Abstract:  In Alexander’s civil sphere theory civil translation is the process by which members of society recast their particularistic interests in general terms for the purpose of eliciting the solidarity of their fellow-members. To that end, they tap into the civil codes of liberty and repression that make up civil discourse by attaching to their own motives, relations, and institutions the positive attributes of the civil and by bestowing upon those of their adversaries the attributes of the anti-civil. Occasionally, though, some members of a civil community may selectively designate the very same motives, relations, and institutions as civil when they relate to them and as anti-civil when they refer to their adversaries, while resorting to alternative non-civil binaries to determine who stands with them or against them. At times, when public spheres are highly compartmentalized, some may also hide, misrepresent, manipulate, or lie in ways that would be hardly possible if they could be held by their adversaries to a symmetric standard of truthfulness, accountability and transparency and, yet, they still tap into civil discourse and put on a civil face before their own audiences while at it. Such an asymmetric use of civil discourse and its deployment just as an ad hoc appendage on alternative non-civil conceptions of social life markedly depart from the practice of civil translation by which civil communities weave the solidary fabric that binds their members together. Most importantly, though, it defies one crucial function of civil translation, which is to transform antagonistic understandings of conflict that are rooted in non-civil conceptions of social life into agonistic and pluralistic ones that are necessary to support civil interactions. Such a practice constitutes an instance of civil mimicry and works as a conduit through which non-civil understandings of social life may be injected into the cultural fabric of civil communities. Where civil life is robust and vibrant, civil mimicry is just a residual practice. When society, instead, walks down the path of civil degradation, civil mimicry tends to become increasingly more frequent and systematic. In this paper, I will discuss the practice of civil mimicry in Trump’s America. 
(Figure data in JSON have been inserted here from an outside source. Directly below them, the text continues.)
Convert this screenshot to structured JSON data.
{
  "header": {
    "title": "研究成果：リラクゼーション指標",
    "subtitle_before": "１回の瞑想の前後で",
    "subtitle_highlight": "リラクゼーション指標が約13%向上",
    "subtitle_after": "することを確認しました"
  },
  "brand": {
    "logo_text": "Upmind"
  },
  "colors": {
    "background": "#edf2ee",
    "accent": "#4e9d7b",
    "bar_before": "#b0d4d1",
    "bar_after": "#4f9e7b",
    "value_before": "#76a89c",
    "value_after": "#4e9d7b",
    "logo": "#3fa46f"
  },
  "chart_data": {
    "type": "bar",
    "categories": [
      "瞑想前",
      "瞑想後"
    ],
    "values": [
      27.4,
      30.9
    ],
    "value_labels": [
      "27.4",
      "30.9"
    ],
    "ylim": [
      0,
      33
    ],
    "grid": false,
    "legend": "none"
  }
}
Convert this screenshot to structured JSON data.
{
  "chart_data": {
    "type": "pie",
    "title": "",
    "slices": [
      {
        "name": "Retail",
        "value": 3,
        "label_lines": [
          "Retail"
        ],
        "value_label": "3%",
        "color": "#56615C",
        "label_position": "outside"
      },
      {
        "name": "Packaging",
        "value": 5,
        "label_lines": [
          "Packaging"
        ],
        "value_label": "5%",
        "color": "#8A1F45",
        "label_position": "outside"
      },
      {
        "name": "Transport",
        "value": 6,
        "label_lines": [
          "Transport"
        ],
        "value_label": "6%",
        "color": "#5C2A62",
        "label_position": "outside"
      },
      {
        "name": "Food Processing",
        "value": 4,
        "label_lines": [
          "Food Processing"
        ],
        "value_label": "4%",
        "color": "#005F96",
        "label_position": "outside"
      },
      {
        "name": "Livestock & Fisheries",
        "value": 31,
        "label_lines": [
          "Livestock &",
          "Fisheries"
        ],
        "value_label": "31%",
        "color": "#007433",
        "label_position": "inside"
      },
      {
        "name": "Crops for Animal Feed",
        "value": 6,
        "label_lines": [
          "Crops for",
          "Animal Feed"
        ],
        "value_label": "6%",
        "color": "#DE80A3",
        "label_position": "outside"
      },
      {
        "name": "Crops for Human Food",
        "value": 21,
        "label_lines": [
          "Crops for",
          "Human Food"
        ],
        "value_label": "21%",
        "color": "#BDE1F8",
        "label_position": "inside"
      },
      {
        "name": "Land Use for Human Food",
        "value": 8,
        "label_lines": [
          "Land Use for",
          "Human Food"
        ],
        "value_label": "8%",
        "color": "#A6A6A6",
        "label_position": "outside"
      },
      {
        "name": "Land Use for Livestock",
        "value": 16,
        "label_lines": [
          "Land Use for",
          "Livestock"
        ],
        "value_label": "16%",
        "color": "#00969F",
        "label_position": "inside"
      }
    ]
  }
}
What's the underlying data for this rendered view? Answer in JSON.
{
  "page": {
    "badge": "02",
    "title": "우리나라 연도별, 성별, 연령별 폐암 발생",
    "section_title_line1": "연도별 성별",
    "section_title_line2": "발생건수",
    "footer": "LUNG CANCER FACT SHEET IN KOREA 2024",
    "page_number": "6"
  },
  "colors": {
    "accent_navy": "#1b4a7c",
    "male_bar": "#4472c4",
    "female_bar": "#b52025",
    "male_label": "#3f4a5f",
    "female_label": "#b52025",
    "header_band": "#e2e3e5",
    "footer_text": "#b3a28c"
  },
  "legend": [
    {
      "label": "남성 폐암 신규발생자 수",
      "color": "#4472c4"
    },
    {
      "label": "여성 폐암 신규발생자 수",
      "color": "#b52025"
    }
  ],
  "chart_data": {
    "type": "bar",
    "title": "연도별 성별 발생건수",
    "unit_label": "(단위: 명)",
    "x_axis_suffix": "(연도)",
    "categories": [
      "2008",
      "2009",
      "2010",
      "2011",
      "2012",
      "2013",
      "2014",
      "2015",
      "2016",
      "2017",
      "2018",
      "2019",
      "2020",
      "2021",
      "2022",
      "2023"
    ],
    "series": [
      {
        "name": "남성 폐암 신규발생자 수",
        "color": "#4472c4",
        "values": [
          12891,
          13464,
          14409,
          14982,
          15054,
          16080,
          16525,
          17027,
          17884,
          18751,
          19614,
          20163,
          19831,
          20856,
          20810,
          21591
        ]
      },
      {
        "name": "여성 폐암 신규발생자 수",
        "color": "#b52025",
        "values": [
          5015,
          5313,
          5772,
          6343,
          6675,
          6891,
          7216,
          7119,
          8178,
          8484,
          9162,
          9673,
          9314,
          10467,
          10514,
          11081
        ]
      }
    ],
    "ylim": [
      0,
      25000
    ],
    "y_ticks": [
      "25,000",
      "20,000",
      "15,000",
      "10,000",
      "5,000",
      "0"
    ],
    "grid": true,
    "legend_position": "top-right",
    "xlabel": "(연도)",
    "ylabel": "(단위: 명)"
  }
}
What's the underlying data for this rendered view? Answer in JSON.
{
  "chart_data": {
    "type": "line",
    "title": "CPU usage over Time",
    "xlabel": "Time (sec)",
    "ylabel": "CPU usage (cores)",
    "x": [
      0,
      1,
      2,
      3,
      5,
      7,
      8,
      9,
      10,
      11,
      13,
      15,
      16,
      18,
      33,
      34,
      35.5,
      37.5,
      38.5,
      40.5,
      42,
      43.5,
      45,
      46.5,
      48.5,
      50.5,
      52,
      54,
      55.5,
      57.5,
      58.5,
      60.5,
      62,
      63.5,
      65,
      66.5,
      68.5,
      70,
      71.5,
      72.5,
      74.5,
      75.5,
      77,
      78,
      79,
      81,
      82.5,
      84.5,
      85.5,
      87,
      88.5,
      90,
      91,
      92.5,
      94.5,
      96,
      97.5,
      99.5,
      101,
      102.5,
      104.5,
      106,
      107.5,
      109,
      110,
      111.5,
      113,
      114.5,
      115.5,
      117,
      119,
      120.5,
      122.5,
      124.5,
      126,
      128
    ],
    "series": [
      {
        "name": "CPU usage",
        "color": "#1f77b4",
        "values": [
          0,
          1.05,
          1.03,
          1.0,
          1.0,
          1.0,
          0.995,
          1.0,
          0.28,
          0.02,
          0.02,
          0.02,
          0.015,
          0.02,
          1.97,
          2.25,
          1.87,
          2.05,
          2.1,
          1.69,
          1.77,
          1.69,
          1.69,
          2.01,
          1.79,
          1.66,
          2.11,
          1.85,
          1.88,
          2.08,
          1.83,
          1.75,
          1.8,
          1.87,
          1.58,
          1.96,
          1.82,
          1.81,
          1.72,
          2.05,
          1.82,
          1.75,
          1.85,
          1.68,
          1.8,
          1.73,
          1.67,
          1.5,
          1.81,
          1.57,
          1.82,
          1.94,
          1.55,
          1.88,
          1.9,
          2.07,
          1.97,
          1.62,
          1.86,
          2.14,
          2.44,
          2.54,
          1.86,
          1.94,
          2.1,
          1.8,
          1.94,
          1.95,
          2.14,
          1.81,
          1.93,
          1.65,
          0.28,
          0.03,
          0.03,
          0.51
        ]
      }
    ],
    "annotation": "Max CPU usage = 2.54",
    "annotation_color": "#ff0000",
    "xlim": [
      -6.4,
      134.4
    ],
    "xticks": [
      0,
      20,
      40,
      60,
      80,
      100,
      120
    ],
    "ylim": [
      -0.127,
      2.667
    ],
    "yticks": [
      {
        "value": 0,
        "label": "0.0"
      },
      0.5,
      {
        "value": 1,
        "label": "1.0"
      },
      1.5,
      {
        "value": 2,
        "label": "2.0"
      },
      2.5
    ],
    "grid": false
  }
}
Jason MastWorkshop 4/16: Jason Mast

CCS Visiting Faculty Fellow

The Making of Candidate Trump: American success myth, culture warrior, and skilled actor

This paper details the making of Donald Trump’s public persona. It identifies the meaning structures assembled about him over the course of his four decades in and out of regional and national spotlights. It identifies the myths and narratives that constituted him as a public figure, and which were in place at the opening of the campaign season in 2015. A few symbolic forms combined to constitute Trump’s persona on the eve of the 2016 presidential campaign season. However imperfectly, the American success myth, adorned with gunslinger and urban gangster imagery, structured public representations of the figure for much of his early career in the public spotlight. During the decade preceding his campaign launch, the reality television show The Apprentice repackaged his image by producing atop his tabloid genre excesses a veneer of the “celebrity entrepreneur,” a figure defined by authority, decisiveness, seasoned instincts, and quasi-magical skills. Finally, in the five years leading up to his campaign launch, Trump cultivated the representation of being a fighter for the interests of the nation’s core publics and a protector of its cultural and geographic integrity. This is key. These two symbolic domains combined to create something greater than the sum of their parts. To the extent that Trump was constituted as a hero of the success myth, his authority to classify certain publics as either deserving or undeserving grew amongst his supporters.